Poreplex version 0.1 by Hyeshik Chang hyeshik@snu.ac.kr

Output directory test3/ is not empty. Clear it? (y/N) y

== Analysis settings ======================================

==> Processing FAST5 files /home/bonthas/python/lib/python3.5/site-packages/poreplex/basecall_albacore.py:83: FutureWarning: from_items is deprecated. Please use DataFrame.from_dict(dict(items), ...) instead. DataFrame.from_dict(OrderedDict(items)) may be used to preserve the key order. for field in field_names]) /home/bonthas/python/lib/python3.5/site-packages/poreplex/basecall_albacore.py:83: FutureWarning: from_items is deprecated. Please use DataFrame.from_dict(dict(items), ...) instead. DataFrame.from_dict(OrderedDict(items)) may be used to preserve the key order. for field in field_names]) /home/bonthas/python/lib/python3.5/site-packages/poreplex/basecall_albacore.py:83: FutureWarning: from_items is deprecated. Please use DataFrame.from_dict(dict(items), ...) instead. DataFrame.from_dict(OrderedDict(items)) may be used to preserve the key order. for field in field_names]) /home/bonthas/python/lib/python3.5/site-packages/poreplex/basecall_albacore.py:83: FutureWarning: from_items is deprecated. Please use DataFrame.from_dict(dict(items), ...) instead. DataFrame.from_dict(OrderedDict(items)) may be used to preserve the key order. for field in field_names])

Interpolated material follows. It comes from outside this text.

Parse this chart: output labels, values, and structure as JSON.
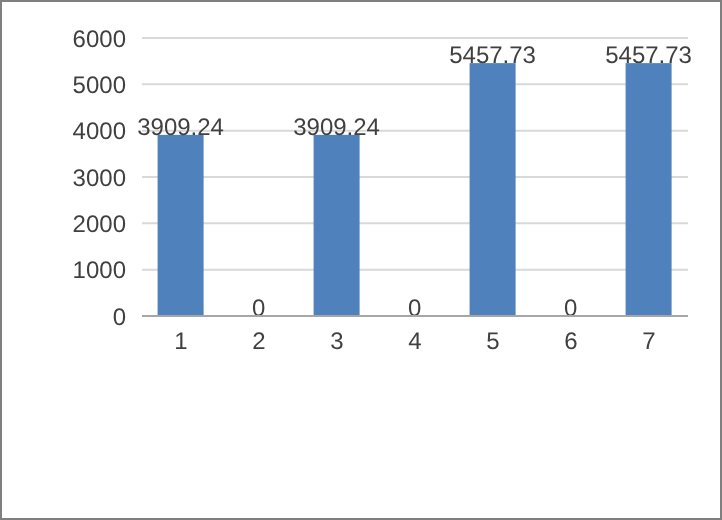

==> Terminated. Exception in thread Thread-2: Traceback (most recent call last): File "/home/bonthas/python/lib/python3.5/threading.py", line 914, in _bootstrap_inner self.run() File "/home/bonthas/python/lib/python3.5/threading.py", line 862, in run self._target(*self._args, **self._kwargs) File "/home/bonthas/python/lib/python3.5/concurrent/futures/process.py", line 295, in _queue_management_worker shutdown_worker() File "/home/bonthas/python/lib/python3.5/concurrent/futures/process.py", line 253, in shutdown_worker call_queue.put_nowait(None) File "/home/bonthas/python/lib/python3.5/multiprocessing/queues.py", line 129, in put_nowait return self.put(obj, False) File "/home/bonthas/python/lib/python3.5/multiprocessing/queues.py", line 83, in put raise Full queue.Full

hyeshik commented 5 years ago

Hi @bvs,

The error might be related to issue #8, which is fixed in today's new release, 0.3.1. Could you please try it again after updating poreplex?